Das ist nun aber gerade nicht Hegels Position. Statt die Sozialität als Angewiesensein auf andere Individuen im Schritt zum geistigen Wesen hinter sich zu lassen, will Hegel im Gegenteil zeigen, dass ein geistiges Wesen innerlich abhängig von seiner sozialen Bezogenheit auf andere ist. Dass das Selbstbewusstsein für sich selbst die Gattung ist, bedeutet also nicht, dass ein solipsistisches Ich die Gattung in sich selbst auflöst, sondern im Gegenteil, dass das Selbstbewusstsein intrinsisch und in jedem Moment seiner Existenz nur durch anderes Selbstbewusstsein da sein kann. Selbstbewusstsein ist, wie Hegel in der Phänomenologie des Geistes wiederholt festhält, nur für und durch anderes Selbstbewusstsein. [29]

In den Jenaer Systementwürfen formuliert Hegel den entsprechenden Gedanken so, dass der Mensch selbst die Bewegung des Anerkennens ist: „[E]r ist Anerkennen.“ [30] Der Mensch ist also nicht deshalb für sich die Gattung, weil er sich selbst genug wäre, weil er der einsame Beobachter der anderen Tiere wäre, der selbst von niemandem gesehen wird und ganz seiner eigenen ungreifbaren Autorität unterstünde. Er ist nicht der ebenso einsame wie ungreifbare Autor eines Tierfilms. Er ist vielmehr deshalb für sich selbst die Gattung, weil er nur in seiner Beziehung zu anderen Menschen als Individuum existiert.

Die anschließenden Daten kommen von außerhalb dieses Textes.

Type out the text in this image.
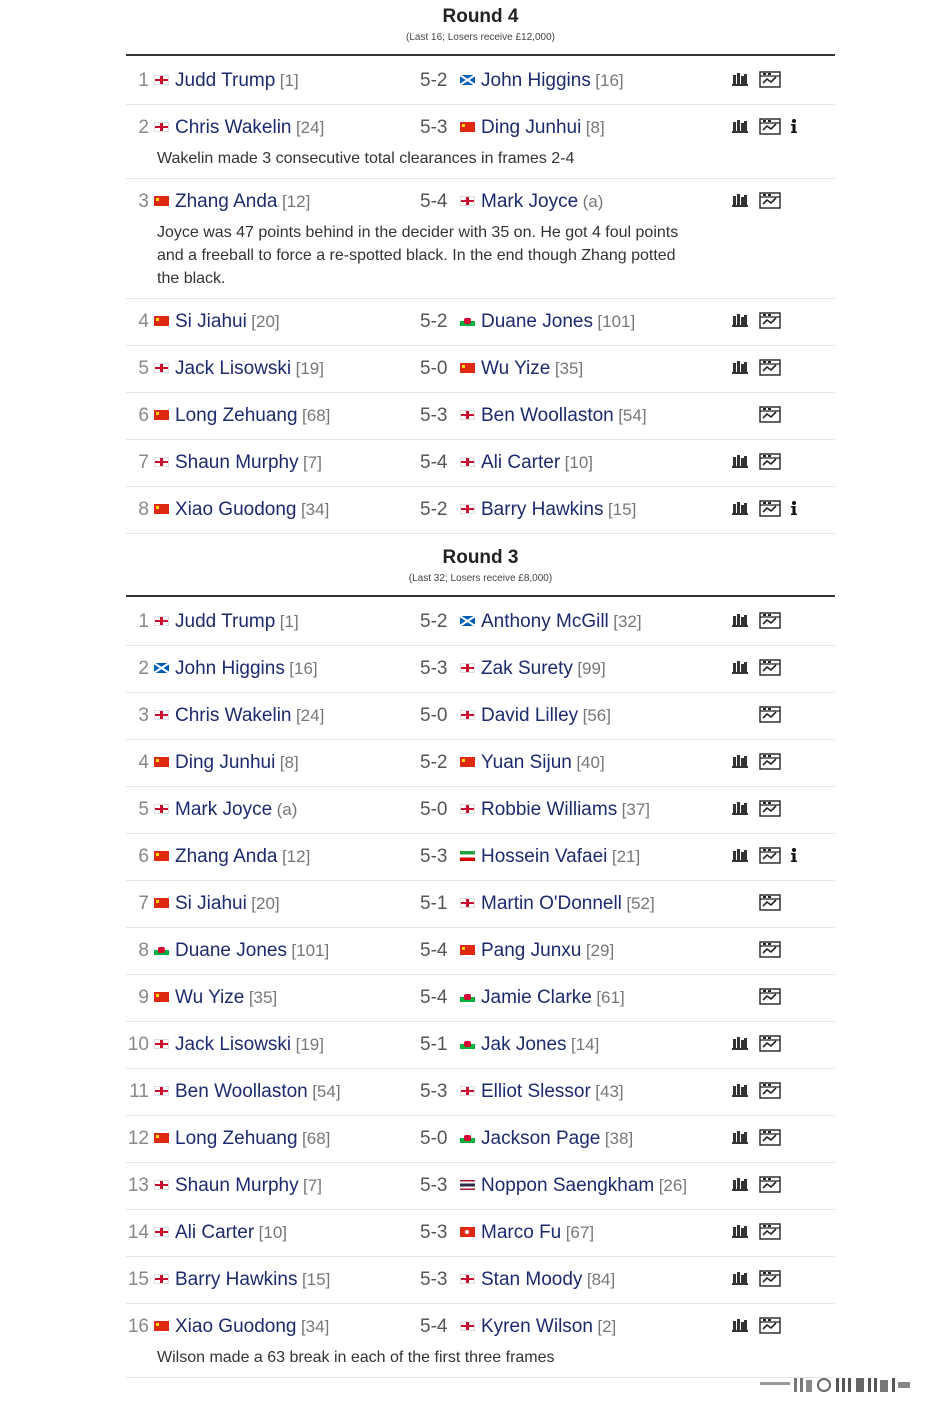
Round 4
(Last 16; Losers receive £12,000)
1	Judd Trump [1]	5-2	John Higgins [16]
2	Chris Wakelin [24]	5-3	Ding Junhui [8]
Wakelin made 3 consecutive total clearances in frames 2-4
3	Zhang Anda [12]	5-4	Mark Joyce (a)
Joyce was 47 points behind in the decider with 35 on. He got 4 foul points and a freeball to force a re-spotted black. In the end though Zhang potted the black.
4	Si Jiahui [20]	5-2	Duane Jones [101]
5	Jack Lisowski [19]	5-0	Wu Yize [35]
6	Long Zehuang [68]	5-3	Ben Woollaston [54]
7	Shaun Murphy [7]	5-4	Ali Carter [10]
8	Xiao Guodong [34]	5-2	Barry Hawkins [15]
Round 3
(Last 32; Losers receive £8,000)
1	Judd Trump [1]	5-2	Anthony McGill [32]
2	John Higgins [16]	5-3	Zak Surety [99]
3	Chris Wakelin [24]	5-0	David Lilley [56]
4	Ding Junhui [8]	5-2	Yuan Sijun [40]
5	Mark Joyce (a)	5-0	Robbie Williams [37]
6	Zhang Anda [12]	5-3	Hossein Vafaei [21]
7	Si Jiahui [20]	5-1	Martin O'Donnell [52]
8	Duane Jones [101]	5-4	Pang Junxu [29]
9	Wu Yize [35]	5-4	Jamie Clarke [61]
10	Jack Lisowski [19]	5-1	Jak Jones [14]
11	Ben Woollaston [54]	5-3	Elliot Slessor [43]
12	Long Zehuang [68]	5-0	Jackson Page [38]
13	Shaun Murphy [7]	5-3	Noppon Saengkham [26]
14	Ali Carter [10]	5-3	Marco Fu [67]
15	Barry Hawkins [15]	5-3	Stan Moody [84]
16	Xiao Guodong [34]	5-4	Kyren Wilson [2]
Wilson made a 63 break in each of the first three frames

Sich zu wissen, heißt mithin sich selbst als Teil und Verwirklichung dieser Gattung zu wissen. Selbstbewusstsein ist Gattungsbewusstsein. Das heißt dann aber umgekehrt auch: Keiner von uns ist für sich betrachtet ein Mensch. Er ist es nur als Anerkennung und in und durch die Anerkennung anderer. Fichte hat das so ausgedrückt: „[S]ollen überhaupt Menschen sein, so müssen mehrere sein.“ [31] Mit dem Leitsatz der afrikanischen Ubuntu-Philosophie, an den Tsitsi Dangarembga, die Preisträgerin des Friedenspreises des Deutschen Buchhandels 2021, erinnert hat, könnte man auch sagen: Ich bin, weil Du bist.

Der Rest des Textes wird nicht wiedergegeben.